A knock sounded. Dr. Martinez stepped in, his expression warm.

“Ms. Whitaker, your uncle is awake and asking for you. He’s stable. He insists there’s something he needs to tell you.”

The words hit harder than she expected.

“Can I see him?”

“Of course.”

She looked back at Jack. He nodded.

As Annie stepped into the corridor, the hospital sounds closing around her, she felt the strange calm that followed terror—not peace, exactly, but clarity. The violence had notbeen random. The warning had not been empty. Someone had believed Eleanor’s truth powerful enough to kill for.

And now, finally, that truth was no longer buried.

***

Jack watched Annie disappear down the corridor, the quiet click of the door sealing behind her. Only then did he allow himself to sink fully into the pillows, the thin mattress and stiff sheets pressing against muscles that felt bruised far beyond the bullet wound alone. His shoulder throbbed in a slow, insistent rhythm, pain blooming outward with each heartbeat. The medication dulled the sharpest edges, but it did nothing to ease the weight settling into his bones, or the exhaustion pulling at him from the inside out. Even so, beneath the pain and the haze, something unfamiliar stirred.

For the first time in years, the case no longer felt endless.

Eleanor’s evidence existed. Federal authority was now involved. Sarah Mitchell’s operation had been named, traced, disrupted. The chain that began in 1927 had finally been pulled into the light. His parents were safe. Uncle Eric was alive. Annie was no longer standing alone inside the storm. The danger had not vanished, but truth was finally moving, and with it came a fragile, hard-won sense of forward motion.

We’re going to make it, he thought. Not because the threat was gone, but because it was no longer hidden.

His phone vibrated in his hand.

Jack frowned, expecting an update from Agent Chen or a message from his parents. Instead, he saw an unfamiliar number and a single line of text.

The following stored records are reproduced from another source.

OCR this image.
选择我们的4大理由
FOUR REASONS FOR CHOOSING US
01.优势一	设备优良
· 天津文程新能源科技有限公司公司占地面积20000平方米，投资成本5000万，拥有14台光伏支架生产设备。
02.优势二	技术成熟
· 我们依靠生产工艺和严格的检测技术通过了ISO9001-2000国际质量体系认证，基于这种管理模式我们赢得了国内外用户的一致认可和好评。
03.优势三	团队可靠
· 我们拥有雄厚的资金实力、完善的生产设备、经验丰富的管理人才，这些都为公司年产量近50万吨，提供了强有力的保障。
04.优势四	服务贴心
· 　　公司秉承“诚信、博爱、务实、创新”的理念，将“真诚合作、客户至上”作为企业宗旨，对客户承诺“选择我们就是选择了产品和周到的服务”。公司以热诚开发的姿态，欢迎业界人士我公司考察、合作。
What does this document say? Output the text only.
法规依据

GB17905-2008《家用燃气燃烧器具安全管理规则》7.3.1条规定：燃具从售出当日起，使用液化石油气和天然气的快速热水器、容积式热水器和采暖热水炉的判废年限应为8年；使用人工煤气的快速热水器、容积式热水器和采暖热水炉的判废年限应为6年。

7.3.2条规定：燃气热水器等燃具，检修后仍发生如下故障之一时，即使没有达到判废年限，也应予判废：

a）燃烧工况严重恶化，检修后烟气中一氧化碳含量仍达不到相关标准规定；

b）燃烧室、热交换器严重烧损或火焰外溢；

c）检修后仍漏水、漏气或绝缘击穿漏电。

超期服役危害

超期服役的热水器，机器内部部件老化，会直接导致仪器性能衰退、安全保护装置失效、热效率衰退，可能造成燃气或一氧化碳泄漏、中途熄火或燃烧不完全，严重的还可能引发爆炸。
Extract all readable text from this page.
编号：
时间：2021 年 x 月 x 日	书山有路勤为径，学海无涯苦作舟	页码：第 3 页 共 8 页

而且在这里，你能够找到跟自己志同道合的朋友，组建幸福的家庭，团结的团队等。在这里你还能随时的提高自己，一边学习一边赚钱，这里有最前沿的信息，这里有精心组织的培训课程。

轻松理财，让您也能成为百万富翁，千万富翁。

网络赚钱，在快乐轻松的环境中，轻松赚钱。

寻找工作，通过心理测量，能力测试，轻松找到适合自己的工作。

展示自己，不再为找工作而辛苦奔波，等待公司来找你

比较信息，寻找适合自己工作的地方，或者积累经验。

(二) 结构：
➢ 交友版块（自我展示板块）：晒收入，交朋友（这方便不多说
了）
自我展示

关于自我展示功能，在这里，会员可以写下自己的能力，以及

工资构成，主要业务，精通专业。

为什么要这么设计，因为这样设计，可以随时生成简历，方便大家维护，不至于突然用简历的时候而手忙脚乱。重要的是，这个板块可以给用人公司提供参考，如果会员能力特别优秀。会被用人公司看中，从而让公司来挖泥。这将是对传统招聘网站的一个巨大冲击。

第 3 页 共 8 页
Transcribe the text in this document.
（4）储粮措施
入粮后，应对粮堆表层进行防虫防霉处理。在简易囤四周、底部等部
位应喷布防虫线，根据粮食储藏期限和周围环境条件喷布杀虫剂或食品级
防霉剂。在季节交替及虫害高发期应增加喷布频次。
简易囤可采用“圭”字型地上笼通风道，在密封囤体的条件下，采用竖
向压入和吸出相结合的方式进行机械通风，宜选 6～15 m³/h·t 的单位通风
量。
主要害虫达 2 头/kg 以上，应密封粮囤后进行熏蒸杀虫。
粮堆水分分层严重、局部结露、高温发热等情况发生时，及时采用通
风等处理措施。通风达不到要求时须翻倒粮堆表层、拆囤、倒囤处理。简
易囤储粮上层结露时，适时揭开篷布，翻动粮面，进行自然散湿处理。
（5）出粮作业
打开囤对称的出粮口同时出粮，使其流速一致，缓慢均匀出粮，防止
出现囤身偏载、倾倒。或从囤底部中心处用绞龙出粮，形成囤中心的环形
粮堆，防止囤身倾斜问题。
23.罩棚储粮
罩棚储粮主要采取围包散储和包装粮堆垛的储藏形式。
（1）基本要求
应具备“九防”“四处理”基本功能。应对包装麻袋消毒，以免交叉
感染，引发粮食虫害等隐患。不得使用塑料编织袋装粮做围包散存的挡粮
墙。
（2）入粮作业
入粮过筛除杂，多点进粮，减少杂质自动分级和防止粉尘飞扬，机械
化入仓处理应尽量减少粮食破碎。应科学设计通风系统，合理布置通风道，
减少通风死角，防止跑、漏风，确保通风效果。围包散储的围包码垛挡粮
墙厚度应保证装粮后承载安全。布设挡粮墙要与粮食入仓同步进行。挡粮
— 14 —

The evidence dies with you. Both of you. This isn’t over.

The room seemed to contract around him as he read it again, then once more, his pulse accelerating. The haze of medication thinned under instinct. This was not bravado. It was not anonymous posturing. The wording was deliberate. Immediate. Close. Whoever had sent it had not done so blindly.

They knew he was awake.

They knew Annie had just left.

Cold slid down his spine as his mind began sorting through the implications. His number was not public. Only medical intake, federal contacts, and law enforcement had accessed it since admission. That narrowed the possibilities to a margin that made his skin prickle. Hospital security was designed for disorder, not infiltration. Visitor access was fluid. Staff rotated constantly. And Mitchell Security specialized in placing people where they did not belong.

His phone vibrated again.

Room 314. We know exactly where you are.

Jack’s blood turned to ice.

They were not watching from a distance. They were inside.

He pressed the call button for the nursing station, keeping his voice low and controlled. “This is Detective Calloway in 314. I need you to contact FBI Agent Sarah Chen immediately. Tell her there is a confirmed security breach and that Annie Whitaker may be in immediate danger. I also need hospital security notified and this floor locked down. Eric Whitaker’s room needs protection immediately.”

The response was confused, procedural, already too slow.

Jack tore his gaze from the panel and tried to move. The IV lines resisted as he swung his legs over the edge of the bed, the monitors tugging sharply at his skin. Dizziness washed through him, but he braced his good hand against the mattress and forced himself upright. Hospitals were not safe places. He had learned that early in his career. They were predictable. Accessible. Built on trust. And trust made them dangerous.

He had just started pulling free of the leads when the door opened.

Every instinct in him tightened, muscles coiling despite the injury, his mind already measuring angles, exits, distances. But it was Agent Chen, two federal agents entering behind her, their presence shifting the room from clinical to tactical in an instant.